Estamos viviendo el triunfo de la esperanza sobre la experiencia. La expectativa de que las cosas pueden ser mejores, sin los defectos del pasado y con nuevas promesas de futuro. No es una repetición –dicen— sino una renovación y una oportunidad para rectificar los errores cometidos. La esperanza triunfa porque no reclama pruebas: es un estado de ánimo (según el diccionario) “que surge cuando se presenta como alcanzable lo que se desea”. Sus sinónimos son ilusión, confianza, fe.

Sin embargo, la depositaria de ese estado de ánimo no quiere ni ofrece ninguna rectificación, porque no advierte ningún defecto: ni en el proyecto, ni en el gobierno que le antecedió. Por el contrario, lo que ofrece es la reiteración de la experiencia. E incluso más: el reconocimiento explícito de que las cosas no podrían ser mejores, porque los años transcurridos fueron ya insuperables: los mejores de la historia. ¿Quién querría abandonar ese pasado inmediato que ha sido el tiempo más fecundo jamás vivido? Si algo ha de ofrecerse como compromiso indeclinable es, acaso, la defensa de la continuidad: el segundo piso de la casa que ya es de suyo indestructible.

No hay una sola palabra de todo lo que lleva dicho que sugiera otra cosa. No la hay, además, porque aquella experiencia estuvo montada en las palabras: no fue tanto lo que hizo, cuanto lo que dijo. El primer piso se construyó con los tabiques de la persuasión y de la argumentación. Fue la consecuencia de una larga disertación para cambiar la percepción de nuestro entorno.
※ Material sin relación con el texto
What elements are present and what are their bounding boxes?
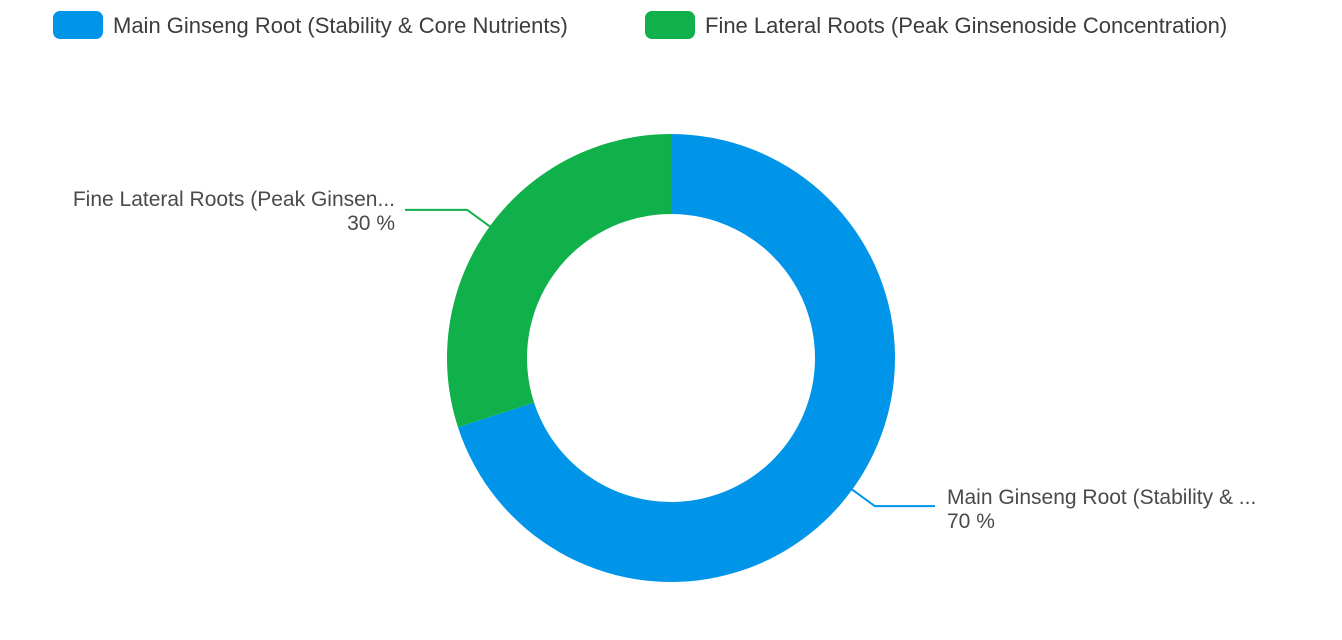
leader-line-main-root (850, 487, 935, 508)
legend-label-lateral-roots: Fine Lateral Roots (Peak Ginsenoside Con… (705, 13, 1227, 38)
callout-lateral-roots: Fine Lateral Roots (Peak Ginsen... 30 % (73, 188, 492, 235)
slice-lateral-roots[interactable] (447, 134, 671, 428)
legend-item-lateral-roots[interactable]: Fine Lateral Roots (Peak Ginsenoside Con… (645, 11, 1227, 39)
callout-main-root: Main Ginseng Root (Stability & ... 70 % (850, 486, 1256, 533)
legend-item-main-root[interactable]: Main Ginseng Root (Stability & Core Nutr… (53, 11, 568, 39)
legend-swatch-lateral-roots (645, 11, 695, 39)
callout-label-main-root: Main Ginseng Root (Stability & ... (947, 486, 1256, 509)
callout-value-lateral-roots: 30 % (347, 212, 395, 235)
legend-label-main-root: Main Ginseng Root (Stability & Core Nutr… (113, 13, 568, 38)
donut-slices (447, 134, 896, 582)
legend: Main Ginseng Root (Stability & Core Nutr… (53, 11, 1227, 39)
callout-value-main-root: 70 % (947, 510, 995, 533)
legend-swatch-main-root (53, 11, 103, 39)
slice-main-root[interactable] (457, 134, 896, 582)
leader-line-lateral-roots (405, 208, 492, 229)
callout-label-lateral-roots: Fine Lateral Roots (Peak Ginsen... (73, 188, 395, 211)
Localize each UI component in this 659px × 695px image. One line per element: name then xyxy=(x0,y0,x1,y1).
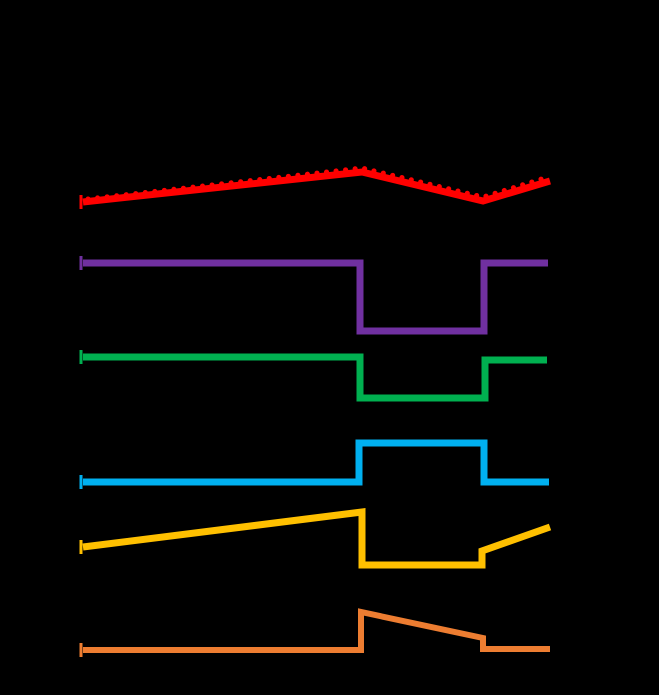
trace-blue-pulse xyxy=(83,439,549,486)
trace-yellow-ramp xyxy=(82,508,552,569)
trace-red-solid xyxy=(82,168,552,206)
trace-green-pulse xyxy=(83,353,547,402)
trace-red-dotted xyxy=(85,165,551,202)
trace-purple-pulse xyxy=(83,259,548,335)
trace-orange-ramp xyxy=(83,608,550,653)
traces xyxy=(79,165,552,657)
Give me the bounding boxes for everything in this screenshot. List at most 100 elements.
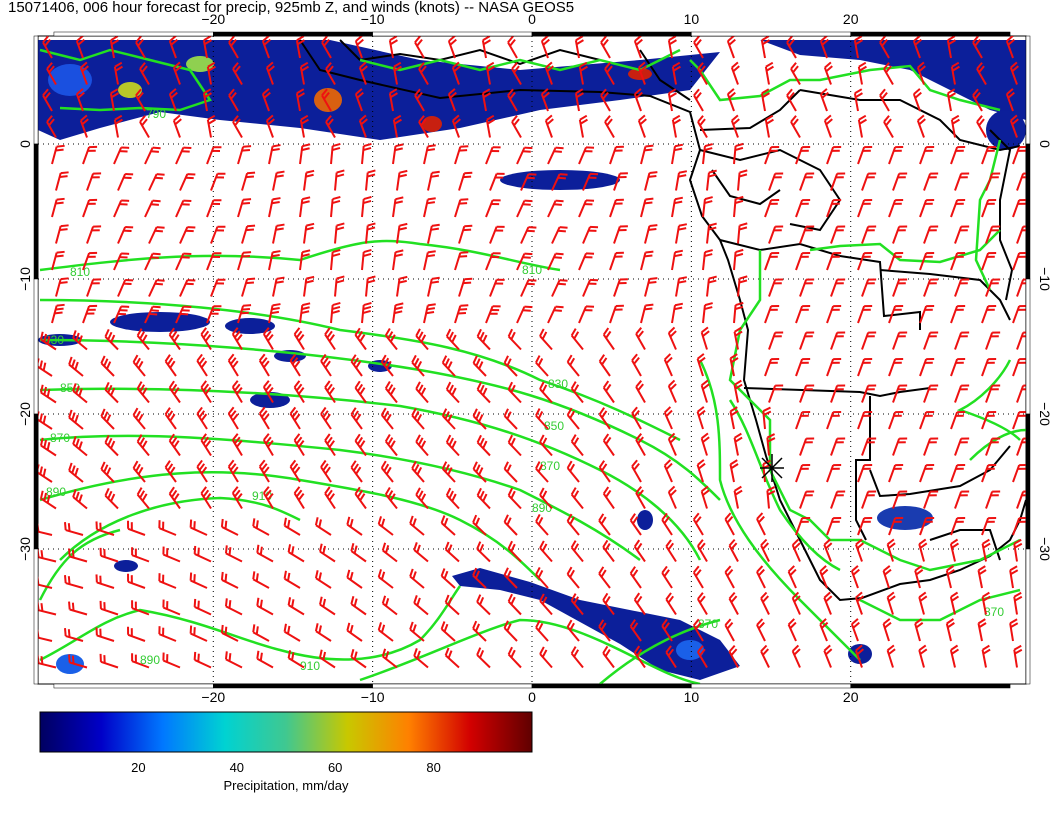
wind-barb: [892, 278, 908, 297]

Y esas palabras fueron exitosas: la democracia se volvió voluntad del pueblo y el poder, su encarnación; la bonhomía suplió a la maldad, la austeridad a la codicia, el amor a la hipocresía, los abrazos a los balazos, la igualdad se impuso sobre la pobreza, la libertad triunfó sobre la esclavitud, la soberanía derrotó a la sumisión, la educación dejó atrás a la instrucción, la salud pública se impuso sobre el usufructo de la enfermedad, el pueblo uniformado extinguió los abusos de los militares, los servidores de la nación eliminaron a los intermediarios, la honestidad erradicó la corrupción y la dignidad aplastó a la miseria. ¿Por qué tendría que cambiar ese pasado luminoso?

¡Nos están dando gato por liebre! Gritamos algunos, necios, revisando datos, observando nuestra realidad y verificando la evidencia. ¡Falso! Nos contestaron una y otra vez: antes de nuestra llegada ꟷnos respondenꟷ las cosas eran mucho peores y nadie, excepto un puñado de privilegiados y abusivos, estaba satisfecho. ¿Acaso no se entiende? Primero fue el verbo: nuestra creación nació de las palabras y con ellas hemos inventado todo lo que hoy vivimos. No existe lo que hay sino lo que nombramos: nunca tuvimos más conciencia, ni fuimos más visibles, ni más escuchados, ni mejor comprendidos. ¿Dicen que son solo palabras? Pues, aunque así fuera, con ellas hemos cambiado el mundo.

Y si no bastan, están los símbolos: para renovar esa esperanza todo debe suceder exactamente igual. La misma casa, los mismos mantras, las mismas ceremonias, los mismos rituales, las mismas conferencias, la misma centena de promesas, los mismos pasos, las mismas agendas, los mismos vuelos, las mismas respuestas y la misma oferta: la gloria de la vuelta a los orígenes, la grandeza que llegará como fatalidad inevitable y la lucha perseverante contra el obstáculo que nos separa de ella: los otros, esos que se oponen, los que no se suman y cuya obstinación le da sentido a nuestra identidad: sin ellos no habría causa; gracias a ellos nos mantenemos cohesionados para seguir haciendo historia.

La clave del segundo piso es que será idéntico al primero. No hace falta que todo cambie para que todo siga igual. Lo importante es que todo siga igual, para que nada cambie.